Isso se refletiu nesta semana em Liverpool: não somente pelo clima de otimismo e confiança entre os delegados e os participantes do festival World Transformed Fringe, como também – o que é importante – pelos comentários militantes feitos por vários parlamentares trabalhistas de esquerda que se recusaram a manter o script.
O primeiro a fazê-lo foi Dawn Butler, a parlamentar por Brent Central, que rapidamente provocou a ira dos caciques trabalhistas por elogiar o espírito de luta dos vereadores trabalhistas de Liverpool nos anos 1980, cujo lema ecoou o de George Lansbury e da rebelião Poplar: “é melhor violar a lei do que violar os pobres”. [A Rebelião Fiscal das Populações, ou a Revolta Fiscal das Populações, foi um protesto fiscal que teve lugar em Poplar, Londres, Inglaterra, em 1921. Foi liderado por George Lansbury, o prefeito trabalhista de Poplar do ano anterior, com o apoio do Conselho de Poplar Borough, a maioria dos quais eram trabalhadores industriais – NDT].
O seguinte foi Chris Williamson, um parlamentar firme defensor da necessidade de uma seleção aberta. Como mencionado previamente, Chris falou apaixonadamente em favor dessa demanda em uma reunião oficiosa no fim da semana, mas foi, mais tarde, admoestado por Len McCluskey por criticar que os sindicatos frustraram as tentativas de introduzir a seleção obrigatória.
Por último, mas não menos importante, estava Laura Smith, parlamentar por Crewe e Nantwich, que foi aplaudida de pé pela multidão na reunião de World Transformed, depois que ela convocou uma greve geral para derrubar os Conservadores.
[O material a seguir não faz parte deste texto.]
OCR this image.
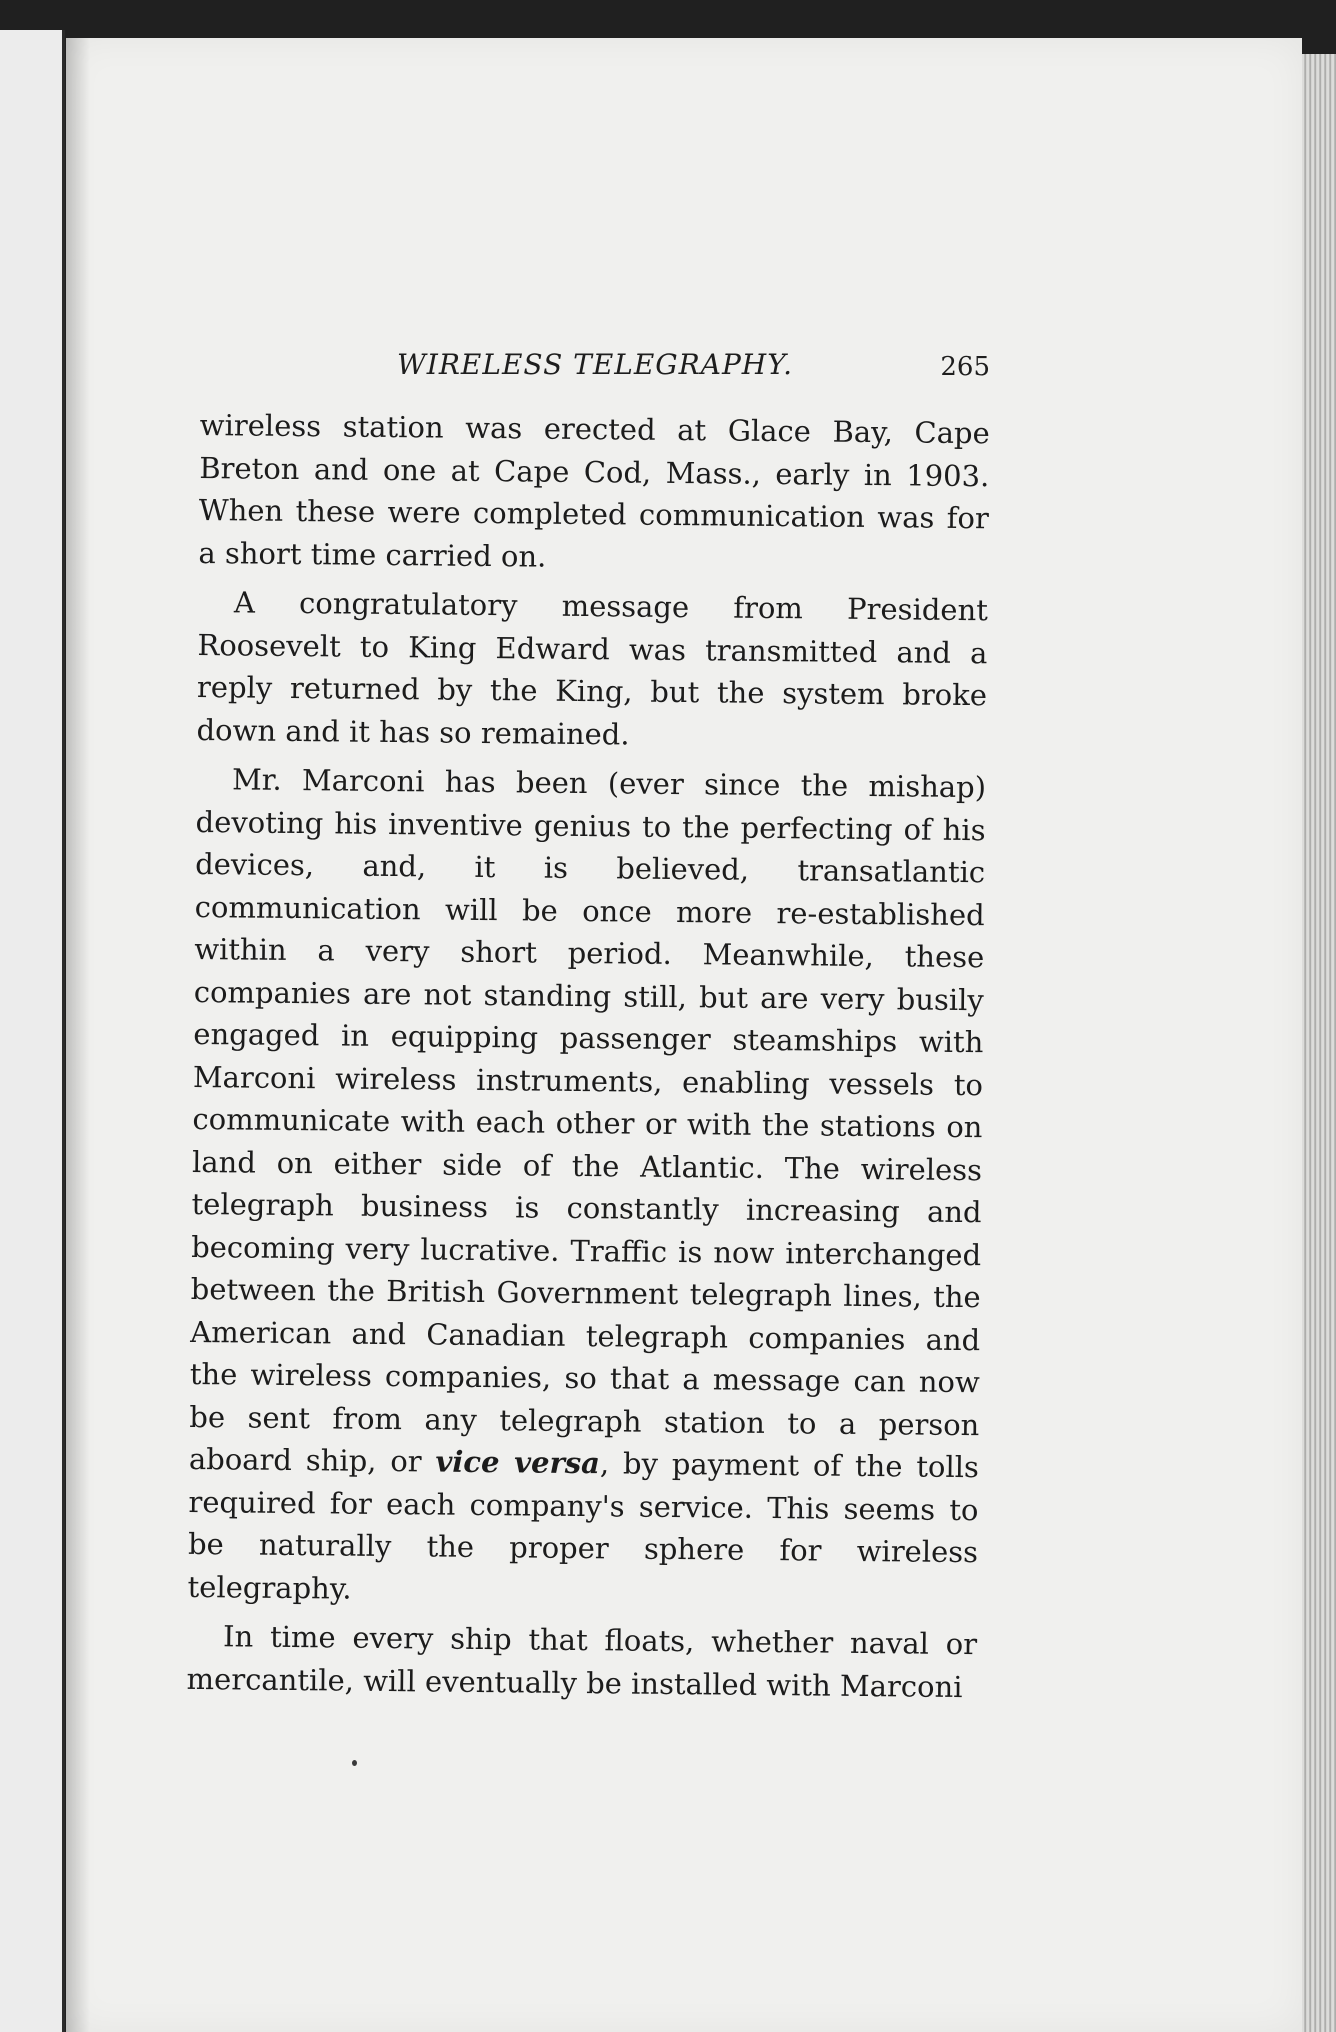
WIRELESS TELEGRAPHY.	265

wireless station was erected at Glace Bay, Cape Breton and one at Cape Cod, Mass., early in 1903. When these were completed communication was for a short time carried on.

A congratulatory message from President Roosevelt to King Edward was transmitted and a reply returned by the King, but the system broke down and it has so remained.

Mr. Marconi has been (ever since the mishap) devoting his inventive genius to the perfecting of his devices, and, it is believed, transatlantic communication will be once more re-established within a very short period. Meanwhile, these companies are not standing still, but are very busily engaged in equipping passenger steamships with Marconi wireless instruments, enabling vessels to communicate with each other or with the stations on land on either side of the Atlantic. The wireless telegraph business is constantly increasing and becoming very lucrative. Traffic is now interchanged between the British Government telegraph lines, the American and Canadian telegraph companies and the wireless companies, so that a message can now be sent from any telegraph station to a person aboard ship, or vice versa, by payment of the tolls required for each company's service. This seems to be naturally the proper sphere for wireless telegraphy.

In time every ship that floats, whether naval or mercantile, will eventually be installed with Marconi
Essa demanda encontra claramente um eco entre os trabalhadores, que não podem tolerar mais um dia desse venenoso governo Tory. Mas, para o establishment trabalhista, essa convocação foi mais certamente um caso de ultrapassar os marcos.
Tom Watson, vice-líder trabalhista, rapidamente derramou água fria na ideia, sugerindo que Smith “ficou um pouco empolgado” enquanto falava. Escandalosamente, o direitista maquiavélico chegou a declarar que a única greve geral anterior na história da Grã-Bretanha (em 1926) havia sido um “absoluto fracasso para a classe trabalhadora”.
Tais tentativas de restringir a militância do movimento Corbyn, no entanto, não desaparecerão. O que estamos vendo é uma nova geração de parlamentares que está respondendo às enormes pressões vindas de baixo, dando uma voz à crescente radicalização dos ativistas de base.
A única decepção é que esta militância não se reflete em todo o PLP. É por isso que necessitamos de uma seleção obrigatória – para que tenhamos genuínos combatentes de classe, representando nosso movimento e defendendo de forma consistente políticas socialistas ousadas. Se o fizéssemos, os Conservadores não sobreviveriam uma semana.
Artigo publicado em 27 de setembro de 2018, no site da Corrente Marxista Internacional (CMI), sob o título “Britain: Labour Party conference 2018 — Grassroots emboldened“.
Tradução de Fabiano Leite.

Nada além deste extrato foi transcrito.